Truth be told, I am in relatively good health, so how this travesty against gravity occurred is beyond even my grasp of reality. As far as I know there is absolutely nothing wrong with my spinal column, except that it’s attached in some manner to my brain.
Ever since I refinished my hardwood floors, there has been nothing I relish more than counting the number of times I can twirl myself around in circles in my socks. Sometimes I slide across the wood in my socks like Tom Cruise in “Risky Business,” but my awkward delivery leaves much to be desired.
That’s not how I threw out my back though. Close, but not quite.
I threw my back out while running up my bare wooden staircase and trying to incorporate the abovementioned twirl.
And please don’t bother pointing out how embarrassing all of this is. I’m already well aware of that.
See, I’m not a patient individual. When I negotiate any set of stairs, especially ones I own, I do so with amazing speed, vigorous grace and unrivaled impatience.
Since the tender age of four, I have been using staircases inappropriately. I always go up the stairs double-step style. In other words, I skip every other step. It just seems more productive that way, plus it saves time. Why go up the stairs one step at a time when you can go two? Always have, always will.
Until last Sunday, that is.
I was running up the stairs as usual and when I reached the landing I performed what a ballet dancer would call a “girlish twist.” Then I proceeded to turn at a 90-degree angle and with that momentum continued traversing upward toward the bedroom.
That’s when it happened. I tweaked something. My body went limp as a sharp pain jolted up my spine. It felt like I was struck in the back with a sledgehammer. (Sorry, I realize that’s a very unoriginal metaphor, but I’m still in great pain at the moment and it hurts to type.)
I crashed onto the floor, wincing in pain and called out for my wife.
At the time Christine was in the shower, mere feet from my disabled and dysfunctionally prone body. I yelled, I screamed, and I even shrieked like a girl but Christine refused to come to my rescue.

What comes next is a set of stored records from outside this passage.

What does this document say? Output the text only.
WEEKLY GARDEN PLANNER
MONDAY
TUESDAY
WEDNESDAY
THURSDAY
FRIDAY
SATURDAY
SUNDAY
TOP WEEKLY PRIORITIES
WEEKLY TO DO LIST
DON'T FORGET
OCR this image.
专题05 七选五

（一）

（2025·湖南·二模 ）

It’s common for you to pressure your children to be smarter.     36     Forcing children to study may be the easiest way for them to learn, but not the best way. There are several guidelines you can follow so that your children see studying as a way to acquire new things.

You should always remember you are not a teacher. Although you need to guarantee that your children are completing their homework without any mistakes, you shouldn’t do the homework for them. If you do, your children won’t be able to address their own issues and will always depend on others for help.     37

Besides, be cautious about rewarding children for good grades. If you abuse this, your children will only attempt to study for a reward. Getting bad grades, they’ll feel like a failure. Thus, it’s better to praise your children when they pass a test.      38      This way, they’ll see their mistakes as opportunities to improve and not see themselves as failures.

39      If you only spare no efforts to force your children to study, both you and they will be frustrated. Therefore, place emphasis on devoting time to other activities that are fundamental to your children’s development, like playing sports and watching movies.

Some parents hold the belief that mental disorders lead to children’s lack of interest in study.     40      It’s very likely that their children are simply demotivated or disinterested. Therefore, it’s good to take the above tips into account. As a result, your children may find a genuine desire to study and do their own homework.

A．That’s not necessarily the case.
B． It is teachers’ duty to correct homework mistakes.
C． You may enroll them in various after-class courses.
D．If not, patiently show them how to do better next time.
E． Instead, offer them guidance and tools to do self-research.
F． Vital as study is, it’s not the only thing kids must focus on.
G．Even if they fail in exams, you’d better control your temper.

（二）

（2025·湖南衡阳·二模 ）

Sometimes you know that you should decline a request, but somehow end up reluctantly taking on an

And I can hardly blame her. On any given day I delight myself by playing mischievous tricks on my wife. Some of the time I fool her by acting like I am asleep. Other times I act like I fall down and hurt myself.
So it came as no surprise that initially Christine believed my claim was disingenuous given my history of falsely crying wolf. After much pleading I managed to eventually convince her I really did hurt myself.
Although not nearly as much as I hurt my pride.